Je suis une femme issue d’un milieu modeste. Je ne pouvais pas… je ne peux toujours pas être insensible aux problèmes des femmes. J’ai milité dans les banlieues, j’ai aussi été interprète dans les hôpitaux auprès des femmes maghrébines et j’ai travaillé pendant deux années en tant que conseillère technique au ministère des droits des femmes. On ne règle pas tous les problèmes, mais on fait avancer les choses. Une période riche. J’étais un peu utopiste, car je pensais être capable de changer le monde comme d’autres jeunes. Le monde n’a pas changé, mais nous, oui.
C’était la période où l’on luttait pour l’accès des femmes aux métiers qui n’étaient jusque-là destinés qu’aux hommes. Lutter contre le sexisme et les idées reçues, tout en aidant les femmes et jeunes filles à connaître leurs droits.
Contrairement aux idées reçues, l’art culinaire est aussi un terrain de réflexion et de recherche. Je n’ai jamais été une «recettiste». Les recettes ne m’intéressent que pour la préservation du patrimoine. Ouvrir un restaurant, c’est aussi partager ma culture avec les autres, créer des emplois et valoriser notre savoir-faire. Depuis 33 ans, grâce à mon restaurant, je donne des conférences dans le monde entier, j’écris des livres et je partage de grands moments avec des passionnés de l’art culinaire comme moi.
La cuisine est l’un des derniers liens forts qui reste à l’humanité.

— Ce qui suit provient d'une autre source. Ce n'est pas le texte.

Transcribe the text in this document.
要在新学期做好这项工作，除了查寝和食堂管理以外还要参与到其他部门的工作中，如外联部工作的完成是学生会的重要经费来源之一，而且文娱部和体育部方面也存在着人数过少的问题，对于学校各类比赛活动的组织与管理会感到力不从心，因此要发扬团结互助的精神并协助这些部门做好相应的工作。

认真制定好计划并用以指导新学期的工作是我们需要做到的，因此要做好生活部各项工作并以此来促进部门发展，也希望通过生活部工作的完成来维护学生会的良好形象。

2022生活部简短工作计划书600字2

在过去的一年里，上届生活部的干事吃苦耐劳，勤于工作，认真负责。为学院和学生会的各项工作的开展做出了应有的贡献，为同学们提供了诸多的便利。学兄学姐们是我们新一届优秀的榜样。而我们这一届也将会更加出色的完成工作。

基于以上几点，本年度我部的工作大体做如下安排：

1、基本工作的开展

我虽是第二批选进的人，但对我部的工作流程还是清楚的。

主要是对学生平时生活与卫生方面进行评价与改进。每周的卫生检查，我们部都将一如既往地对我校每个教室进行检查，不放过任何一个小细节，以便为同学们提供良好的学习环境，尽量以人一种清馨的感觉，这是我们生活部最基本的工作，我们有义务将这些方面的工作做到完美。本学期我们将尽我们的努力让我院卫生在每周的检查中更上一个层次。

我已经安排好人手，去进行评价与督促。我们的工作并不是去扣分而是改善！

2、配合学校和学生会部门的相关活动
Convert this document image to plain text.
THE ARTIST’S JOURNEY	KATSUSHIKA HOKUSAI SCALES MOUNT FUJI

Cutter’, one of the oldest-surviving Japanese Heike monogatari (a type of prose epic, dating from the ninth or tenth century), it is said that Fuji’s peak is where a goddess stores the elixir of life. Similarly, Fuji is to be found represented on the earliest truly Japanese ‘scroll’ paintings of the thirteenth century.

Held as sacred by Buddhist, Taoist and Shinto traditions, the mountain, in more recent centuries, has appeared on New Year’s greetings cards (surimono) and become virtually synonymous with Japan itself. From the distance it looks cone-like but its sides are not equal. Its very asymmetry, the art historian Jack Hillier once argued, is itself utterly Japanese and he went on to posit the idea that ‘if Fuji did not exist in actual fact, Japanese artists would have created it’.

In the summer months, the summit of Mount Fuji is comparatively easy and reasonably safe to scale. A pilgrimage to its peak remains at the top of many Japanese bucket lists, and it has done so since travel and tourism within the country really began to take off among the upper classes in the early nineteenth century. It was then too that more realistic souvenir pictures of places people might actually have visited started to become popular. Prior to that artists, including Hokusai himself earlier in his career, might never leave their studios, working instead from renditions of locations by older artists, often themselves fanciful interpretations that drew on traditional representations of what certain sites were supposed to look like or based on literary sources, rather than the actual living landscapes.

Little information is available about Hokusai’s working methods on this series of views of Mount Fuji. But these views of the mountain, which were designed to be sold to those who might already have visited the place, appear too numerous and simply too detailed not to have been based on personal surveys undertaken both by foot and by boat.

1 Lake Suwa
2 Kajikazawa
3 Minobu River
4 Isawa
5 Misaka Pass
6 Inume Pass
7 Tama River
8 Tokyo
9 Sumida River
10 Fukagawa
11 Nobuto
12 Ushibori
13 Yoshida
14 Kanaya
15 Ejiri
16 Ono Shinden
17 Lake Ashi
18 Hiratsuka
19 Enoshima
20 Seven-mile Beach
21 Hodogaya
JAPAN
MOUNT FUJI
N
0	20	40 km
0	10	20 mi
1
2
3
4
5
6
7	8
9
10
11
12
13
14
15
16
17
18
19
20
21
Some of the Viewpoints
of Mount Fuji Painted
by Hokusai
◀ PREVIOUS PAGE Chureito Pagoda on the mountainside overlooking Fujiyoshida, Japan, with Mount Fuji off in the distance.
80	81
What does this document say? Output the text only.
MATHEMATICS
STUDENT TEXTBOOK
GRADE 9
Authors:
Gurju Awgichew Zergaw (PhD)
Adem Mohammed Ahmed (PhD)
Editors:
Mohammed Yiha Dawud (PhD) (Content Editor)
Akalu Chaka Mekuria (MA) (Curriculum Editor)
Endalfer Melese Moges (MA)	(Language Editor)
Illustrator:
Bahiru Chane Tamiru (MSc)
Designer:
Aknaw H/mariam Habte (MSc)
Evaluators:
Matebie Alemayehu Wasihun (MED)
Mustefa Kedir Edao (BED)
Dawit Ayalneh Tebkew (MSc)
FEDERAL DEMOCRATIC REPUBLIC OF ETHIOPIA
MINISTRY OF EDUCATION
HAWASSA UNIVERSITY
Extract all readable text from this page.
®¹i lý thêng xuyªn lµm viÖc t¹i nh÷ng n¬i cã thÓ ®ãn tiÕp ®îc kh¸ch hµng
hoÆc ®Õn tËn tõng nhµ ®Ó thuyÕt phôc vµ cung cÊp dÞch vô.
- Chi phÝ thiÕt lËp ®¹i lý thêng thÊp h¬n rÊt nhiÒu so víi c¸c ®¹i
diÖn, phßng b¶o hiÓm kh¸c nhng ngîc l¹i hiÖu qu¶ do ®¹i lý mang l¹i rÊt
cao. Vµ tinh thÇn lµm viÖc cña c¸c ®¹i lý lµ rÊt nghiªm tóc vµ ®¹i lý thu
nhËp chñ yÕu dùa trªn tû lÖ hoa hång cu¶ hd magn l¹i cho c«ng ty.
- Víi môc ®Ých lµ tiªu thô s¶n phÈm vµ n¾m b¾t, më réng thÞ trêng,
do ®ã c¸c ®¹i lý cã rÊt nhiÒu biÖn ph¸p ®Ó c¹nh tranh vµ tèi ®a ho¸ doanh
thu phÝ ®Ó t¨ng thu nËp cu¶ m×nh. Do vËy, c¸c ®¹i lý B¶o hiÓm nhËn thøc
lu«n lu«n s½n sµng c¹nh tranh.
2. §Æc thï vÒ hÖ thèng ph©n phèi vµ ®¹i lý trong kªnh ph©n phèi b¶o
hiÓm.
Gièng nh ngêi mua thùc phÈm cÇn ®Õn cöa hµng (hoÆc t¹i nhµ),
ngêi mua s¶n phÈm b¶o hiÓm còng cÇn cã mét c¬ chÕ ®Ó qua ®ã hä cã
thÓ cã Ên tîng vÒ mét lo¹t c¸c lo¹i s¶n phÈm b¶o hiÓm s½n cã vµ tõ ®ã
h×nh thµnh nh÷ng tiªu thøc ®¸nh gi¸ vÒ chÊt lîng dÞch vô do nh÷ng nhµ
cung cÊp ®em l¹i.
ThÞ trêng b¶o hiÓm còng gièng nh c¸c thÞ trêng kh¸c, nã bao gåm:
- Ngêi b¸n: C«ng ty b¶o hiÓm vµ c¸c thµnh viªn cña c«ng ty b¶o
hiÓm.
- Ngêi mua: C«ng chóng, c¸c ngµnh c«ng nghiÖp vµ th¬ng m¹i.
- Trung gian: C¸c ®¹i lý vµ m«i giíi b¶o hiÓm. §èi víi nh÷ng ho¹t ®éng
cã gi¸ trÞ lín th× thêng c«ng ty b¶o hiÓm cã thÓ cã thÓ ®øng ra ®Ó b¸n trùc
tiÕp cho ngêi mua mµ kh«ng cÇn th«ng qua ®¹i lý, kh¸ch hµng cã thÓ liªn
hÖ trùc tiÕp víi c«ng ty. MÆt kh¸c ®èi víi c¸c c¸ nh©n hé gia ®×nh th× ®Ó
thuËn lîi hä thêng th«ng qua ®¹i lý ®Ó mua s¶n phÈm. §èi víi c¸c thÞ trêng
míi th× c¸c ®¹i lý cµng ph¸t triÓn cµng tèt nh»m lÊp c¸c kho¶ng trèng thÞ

Par la transmission, j’essaie de préserver ce qui risque de disparaître à travers des techniques et des recettes oubliées, prendre soin de ce patrimoine culinaire, le consigner et le transmettre. Nous venons d’une civilisation riche. Il est de mon devoir d’être à la hauteur de cet héritage. J’aurais tant aimé faire plus, mais mes moyens sont limités et réunir nos forces et travailler avec d’autres passionnés au Maroc reste un souhait ...
Difficile de répondre à votre question. J’ai vécu des situations où le fait d’être femme a été très difficile, voire cruel parfois… mais ce sont des situations qui m’ont forgée. Ils ont fait de moi ce que je suis en partie aujourd’hui. Dans les années 80, rares étaient les restaurants marocains tenus et gérés par des femmes. Il fallait se battre sur tous les fronts. Même pour obtenir un crédit, c’était de l’ordre de l’impossible. La restauration est un métier d’homme pour certains banquiers. La ténacité et le travail ont fini par les convaincre et forcer le respect.
Sans apport personnel, sans garantie, une femme sans expérience dans le métier de la restauration qui est phallocrate, ce n’était pas gagné. Tous les banquiers ont refusé de m’accorder un crédit. J’ai trouvé une idée toute simple qui s’est finalement avérée géniale... Vendre les repas par avance. J’ai emprunté une salle à une association dans laquelle j’ai réuni des amis qui, à leur tour, ont invité leurs amis. Je leur ai présenté mon projet. Leur réaction a été magnifique. Ils ont tous acheté des repas par avance et ont dû attendre la réalisation du projet pour goûter à ma cuisine. Cela a duré une année. L’argent que je récoltais était déposé à la banque comme apport personnel. J’ai fini par trouver un restaurant qui était au bord de la faillite, son propriétaire me l’a vendu à crédit et l’argent récolté des ventes des repas a finalement servi pour les travaux. Tout est possible si la passion, le travail et le sérieux sont réunis.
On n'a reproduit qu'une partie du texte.